India is amazing. We’ve been here about 48 hours now but it feels like a week. We don”t have too much culture shock after just deciding to go with the flow a bit, but I can’t even begin to describe the place. The first thing that strikes you is the sheer number of people here in Delhi. It doesn’t matter where you go, you are surrounded by faces; often trying to sell you something or push you into some dodgy store. It is extremely dirty, there is spit and urine on the streets everywhere and the air pollution is completely overwhelming- it smells as if someone is burning plastic wherever you go with people on the street burning whtaever they can to keep warm.The superabundance of autorickshaws and cars means the whole city is blanketed in a dense layer of smog. I have a headache this morning from breathing the air in our fourth floor room and a touch of the old Delhi belly from the food.

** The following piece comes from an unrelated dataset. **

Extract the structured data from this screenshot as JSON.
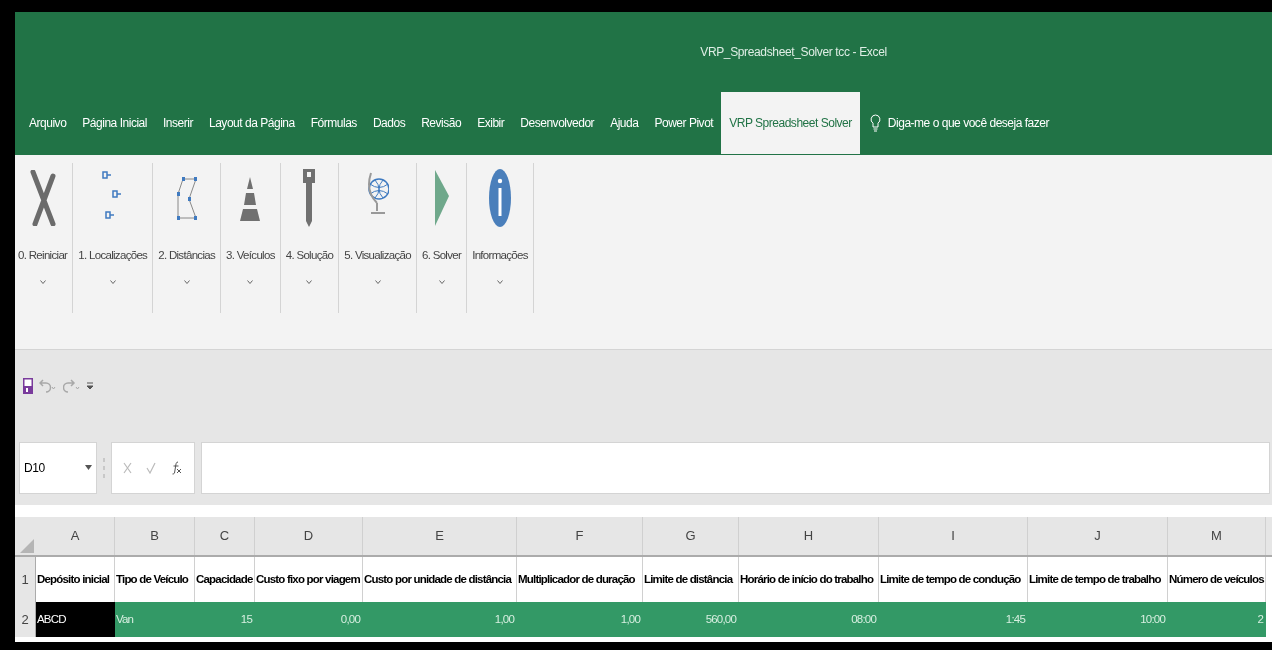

We almost became victims on the first afternoon when I went to the toilet and a tuk tuk driver convinced Dana that he was from our hotel and could take us to the official tourism India office. He drove us to a bogus office on the wrong side of town where a smooth talking man tried to get us to hand over 1000 dollars for a planned trip around rajasthan with a driver. We eventually smelled a rat and after a lot of fuss managed to leave, but it meant simply getting up and leaving while three men tried to convince us to stay. We jumped back in the same autorickshaw and he tried to drop us off at a different but equally bogus office despite saying he was taking us home. We then walked away as he protested and some innocuous looking young student again tried to direct us somewhere else.

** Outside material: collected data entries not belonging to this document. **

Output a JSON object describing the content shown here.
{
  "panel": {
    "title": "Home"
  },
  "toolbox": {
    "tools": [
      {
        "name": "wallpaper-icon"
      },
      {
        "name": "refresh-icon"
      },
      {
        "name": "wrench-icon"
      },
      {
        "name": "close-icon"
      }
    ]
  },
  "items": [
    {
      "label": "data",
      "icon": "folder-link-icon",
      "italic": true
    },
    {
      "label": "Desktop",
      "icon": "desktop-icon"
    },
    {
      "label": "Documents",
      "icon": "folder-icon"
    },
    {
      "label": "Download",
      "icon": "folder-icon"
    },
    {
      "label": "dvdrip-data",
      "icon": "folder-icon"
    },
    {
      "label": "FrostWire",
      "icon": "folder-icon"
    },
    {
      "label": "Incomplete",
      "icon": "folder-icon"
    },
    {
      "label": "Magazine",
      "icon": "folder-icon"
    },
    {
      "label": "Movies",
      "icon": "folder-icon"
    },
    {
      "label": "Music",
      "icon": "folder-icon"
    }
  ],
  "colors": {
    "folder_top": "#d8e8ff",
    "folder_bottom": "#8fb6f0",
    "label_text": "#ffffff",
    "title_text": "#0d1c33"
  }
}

The next day we found the real office, identifiable by what seems to be the standard indian bureaucracy: no-one got up to help us and when we eventually just sat down and asked for help she just told us to go to the train station ourselves and book as we went, not to listen to anyone who tried to convince us the trains were booked out. Apparently they have a tourist quota for most trains so there are usually tickets available, so we’re tryiung to book a few days in advance at each place. Today we’re off to Jaipur on a 5 hour train ride, which will be very interesting.